Posted September 24, 2003 at 3:27pm

James McFarland came to D.C. as an intern for one month and left as the Honorary Hill Historian. Except he didn’t know it until Roll Call rang him up at his university dorm.

The 24-year-old Tuscaloosa, Ala., native has recently been named by the U.S. Capitol Historical Society as an Honorary Hill Historian for his essay, “The Presidency of Thomas Woodrow Wilson: A Medical Perspective.”

“It was very well-written, very focused and very thoughtful,” chief historian Don Kennon said about the essay.

A summer intern for Rep. Jo Bonner (R-Ala.), McFarland, a junior who goes by Billy, has returned to his state to attend school at the University of Alabama at Tuscaloosa as a political science major. He is currently the youngest member of the Tuscaloosa County Republican Executive Committee and plans to run for a Republican National Convention delegate spot. After graduation he hopes to be active in Montgomery politics. “I really like state politics,” McFarland said.

Congressional contestants answered, in 500 words or less, the question: “What event related to the health of an American political leader has had the most significant impact on a group of people or the nation?”

The purpose of the contest was “to simply stimulate interest in history,” Kennon said. “And to let people know that [CHS] was holding a lecture series on the topic of the health of American political leadership and its impact on history.”
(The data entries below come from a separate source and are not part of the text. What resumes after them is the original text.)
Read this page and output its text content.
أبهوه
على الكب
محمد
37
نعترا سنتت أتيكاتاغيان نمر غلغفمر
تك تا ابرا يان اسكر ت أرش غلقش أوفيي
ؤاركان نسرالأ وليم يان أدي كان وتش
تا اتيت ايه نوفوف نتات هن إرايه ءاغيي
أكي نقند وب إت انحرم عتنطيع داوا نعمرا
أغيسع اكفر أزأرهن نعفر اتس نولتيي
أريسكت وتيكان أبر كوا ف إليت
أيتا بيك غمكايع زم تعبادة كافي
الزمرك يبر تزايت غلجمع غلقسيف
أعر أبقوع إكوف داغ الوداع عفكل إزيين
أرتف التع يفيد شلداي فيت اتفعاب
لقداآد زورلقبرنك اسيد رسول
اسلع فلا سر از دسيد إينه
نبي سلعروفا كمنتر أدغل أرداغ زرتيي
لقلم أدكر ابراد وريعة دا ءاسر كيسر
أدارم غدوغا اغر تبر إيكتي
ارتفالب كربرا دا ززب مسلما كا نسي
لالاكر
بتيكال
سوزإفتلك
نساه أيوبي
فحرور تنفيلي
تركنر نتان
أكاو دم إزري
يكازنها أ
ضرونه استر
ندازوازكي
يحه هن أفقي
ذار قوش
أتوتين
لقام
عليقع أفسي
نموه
CHS officials declined to release the number of submissions received, but Kennon said “there was a good representation from the Hill staff and the general public.”

McFarland will receive a desk sculpture of the Capitol carved from marble removed from the House steps during the East Front expansion and a pocket Constitution. Staff members from his office will receive the CHS 2003 holiday ornament, which also includes marble from the House steps.

CHS simultaneously held an additional essay contest for the general public. The winner was Alex Snider with his essay “He Had a Dream,” regarding the effects of Martin Luther King Jr.’s assassination.

The contest winners were scheduled to be announced last Friday at the CHS 2003 Symposium at the Russell Senate Caucus Room. Due to Hurricane Isabel, the symposium was canceled but is rescheduled for Nov. 21.